I have three Windows Web Server 2008 SP2 machines on a 10.100.20/24 subnet. I need to setup a persistent routing rule so that outgoing traffic to the same subnet goes through a hardware load balancing device.
In Server 2003 it is as simple as adding a persistent route using the command:
route add -p 10.100.20.0 mask 255.255.255.0 10.100.20.157
In server 2008 that same command does add a similar persistent route, but the system basically ignores it even though it has a lower metric than the default record.
Here is the Server 2008 output from route print
:
IPv4 Route Table
Active Routes:
Network Destination Netmask Gateway Interface Metric
0.0.0.0 0.0.0.0 10.100.20.157 10.100.20.178 276
10.100.20.0 255.255.255.0 On-link 10.100.20.178 276
10.100.20.0 255.255.255.0 10.100.20.157 10.100.20.178 21
10.100.20.178 255.255.255.255 On-link 10.100.20.178 276
10.100.20.179 255.255.255.255 On-link 10.100.20.178 276
10.100.20.255 255.255.255.255 On-link 10.100.20.178 276
127.0.0.0 255.0.0.0 On-link 127.0.0.1 306
127.0.0.1 255.255.255.255 On-link 127.0.0.1 306
127.255.255.255 255.255.255.255 On-link 127.0.0.1 306
224.0.0.0 240.0.0.0 On-link 127.0.0.1 306
224.0.0.0 240.0.0.0 On-link 10.100.20.178 276
255.255.255.255 255.255.255.255 On-link 127.0.0.1 306
255.255.255.255 255.255.255.255 On-link 10.100.20.178 276
Persistent Routes:
Network Address Netmask Gateway Address Metric
10.100.20.0 255.255.255.0 10.100.20.157 1
0.0.0.0 0.0.0.0 10.100.20.157 Default
To illustrate the problem, here is the output from a trace-route in Server 2008:
Tracing route to 10.100.20.1 over a maximum of 30 hops
1) <1 ms <1 ms <1 ms 10.100.20.1
Trace complete.
As you can see, the rule with the lower metric of 21 is ignored and the route goes directly to the machine on the 10.100.20/24 subnet. The routing should have gone through 10.100.20.157 before going on to 10.100.20.1. In Server 2003 this works correctly, but Server 2008 seems to ignore the rule with the lower metric. If I manually remove the default route so that my custom routing record is the only one for 10.100.20.0, then it is properly routed through the load balancing machine.
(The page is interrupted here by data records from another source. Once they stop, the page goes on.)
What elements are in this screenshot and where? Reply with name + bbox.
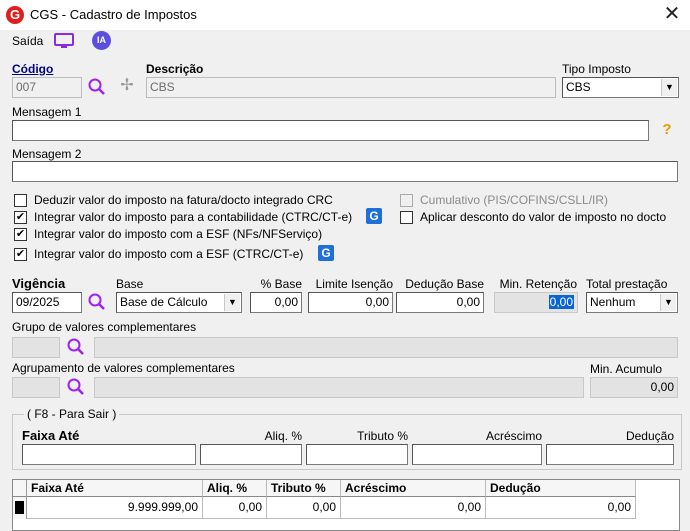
contabilidade-label: Integrar valor do imposto para a contabi… (34, 210, 353, 224)
search-icon[interactable] (87, 292, 107, 312)
cumulativo-label: Cumulativo (PIS/COFINS/CSLL/IR) (420, 193, 609, 207)
mensagem2-label: Mensagem 2 (12, 147, 82, 161)
grupo-valores-label: Grupo de valores complementares (12, 320, 197, 334)
grid-header-acrescimo[interactable]: Acréscimo (341, 480, 486, 497)
agrupamento-desc-input[interactable] (94, 377, 584, 398)
desconto-label: Aplicar desconto do valor de imposto no … (420, 210, 667, 224)
desconto-checkbox[interactable] (400, 211, 413, 224)
grid-corner (13, 480, 27, 497)
esf-nf-checkbox[interactable]: ✔ (14, 228, 27, 241)
limite-isencao-label: Limite Isenção (315, 277, 393, 291)
exit-label[interactable]: Saída (12, 34, 43, 48)
total-prestacao-label: Total prestação (586, 277, 668, 291)
acrescimo-label: Acréscimo (485, 429, 542, 443)
mensagem1-label: Mensagem 1 (12, 105, 82, 119)
vigencia-input[interactable]: 09/2025 (12, 292, 82, 313)
total-prestacao-select[interactable]: Nenhum ▼ (586, 292, 678, 313)
codigo-label: Código (12, 62, 54, 76)
aliq-label: Aliq. % (264, 429, 302, 443)
base-value: Base de Cálculo (120, 295, 208, 309)
grid-header-aliq[interactable]: Aliq. % (203, 480, 267, 497)
cumulativo-checkbox (400, 194, 413, 207)
grid-header-faixa[interactable]: Faixa Até (27, 480, 203, 497)
limite-isencao-input[interactable]: 0,00 (308, 292, 393, 313)
codigo-input[interactable]: 007 (12, 77, 82, 98)
search-icon[interactable] (66, 377, 86, 397)
table-cell[interactable]: 9.999.999,00 (27, 497, 203, 519)
grid-header-deducao[interactable]: Dedução (486, 480, 636, 497)
descricao-label: Descrição (146, 62, 204, 76)
faixa-ate-input[interactable] (22, 444, 196, 465)
row-indicator[interactable] (13, 497, 27, 519)
min-retencao-value: 0,00 (548, 295, 574, 309)
monitor-icon[interactable] (53, 32, 75, 50)
deduzir-label: Deduzir valor do imposto na fatura/docto… (34, 193, 333, 207)
ia-icon[interactable]: IA (92, 31, 111, 50)
table-cell[interactable]: 0,00 (203, 497, 267, 519)
table-cell[interactable]: 0,00 (486, 497, 636, 519)
pct-base-input[interactable]: 0,00 (250, 292, 302, 313)
deduzir-checkbox[interactable] (14, 194, 27, 207)
base-select[interactable]: Base de Cálculo ▼ (116, 292, 242, 313)
min-retencao-label: Min. Retenção (499, 277, 577, 291)
tributo-label: Tributo % (357, 429, 408, 443)
contabilidade-checkbox[interactable]: ✔ (14, 211, 27, 224)
tipo-imposto-select[interactable]: CBS ▼ (562, 77, 679, 98)
grupo-valores-desc-input[interactable] (94, 337, 678, 358)
esf-ctrc-label: Integrar valor do imposto com a ESF (CTR… (34, 247, 304, 261)
aliq-input[interactable] (200, 444, 302, 465)
tipo-imposto-value: CBS (566, 80, 591, 94)
min-acumulo-input[interactable]: 0,00 (590, 377, 678, 398)
base-label: Base (116, 277, 144, 291)
tributo-input[interactable] (306, 444, 408, 465)
deducao-base-label: Dedução Base (405, 277, 484, 291)
descricao-input[interactable]: CBS (146, 77, 556, 98)
deducao-input[interactable] (546, 444, 674, 465)
window-title: CGS - Cadastro de Impostos (30, 7, 197, 22)
table-cell[interactable]: 0,00 (341, 497, 486, 519)
deducao-base-input[interactable]: 0,00 (396, 292, 484, 313)
add-icon[interactable]: ✢ (120, 78, 134, 94)
grid-header-tributo[interactable]: Tributo % (267, 480, 341, 497)
help-icon[interactable]: ? (660, 121, 674, 139)
chevron-down-icon[interactable]: ▼ (224, 294, 240, 311)
esf-nf-label: Integrar valor do imposto com a ESF (NFs… (34, 227, 323, 241)
min-acumulo-label: Min. Acumulo (590, 362, 663, 376)
chevron-down-icon[interactable]: ▼ (660, 294, 676, 311)
vigencia-label: Vigência (12, 276, 66, 291)
g-logo-icon[interactable]: G (318, 245, 334, 261)
agrupamento-code-input[interactable] (12, 377, 60, 398)
g-logo-icon[interactable]: G (366, 208, 382, 224)
app-logo-icon: G (6, 6, 24, 24)
deducao-label: Dedução (625, 429, 674, 443)
search-icon[interactable] (87, 77, 107, 97)
grupo-valores-code-input[interactable] (12, 337, 60, 358)
mensagem2-input[interactable] (12, 161, 678, 182)
mensagem1-input[interactable] (12, 120, 649, 141)
chevron-down-icon[interactable]: ▼ (661, 79, 677, 96)
esf-ctrc-checkbox[interactable]: ✔ (14, 248, 27, 261)
total-prestacao-value: Nenhum (590, 295, 636, 309)
faixa-ate-label: Faixa Até (22, 428, 80, 443)
agrupamento-label: Agrupamento de valores complementares (12, 361, 235, 375)
min-retencao-input[interactable]: 0,00 (494, 292, 578, 313)
faixas-caption: ( F8 - Para Sair ) (24, 407, 120, 421)
search-icon[interactable] (66, 337, 86, 357)
table-cell[interactable]: 0,00 (267, 497, 341, 519)
pct-base-label: % Base (260, 277, 302, 291)
tipo-imposto-label: Tipo Imposto (562, 62, 631, 76)
close-icon[interactable]: ✕ (660, 3, 684, 25)
acrescimo-input[interactable] (412, 444, 542, 465)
I've worked with Microsoft tech support and their proposed solution is to set the NIC to ignore all the default routing records and add every routing rule as a persistent route. I'm having trouble manually setting up all the rules to work properly, but I can work that out with Microsoft.
If there is a way to actually get Server 2008 to adhere to the metric rules, or script something to handle an event every time the TCP stack is initialized to remove the default route, or edit the registry to remove the default route when TCP initializes, any one of those solutions would be better in my opinion.
Best Answer
I think if the 10.100.20.0/24 network is directly connected, the server is going to ignore the route table and just use that link regardless of the metric.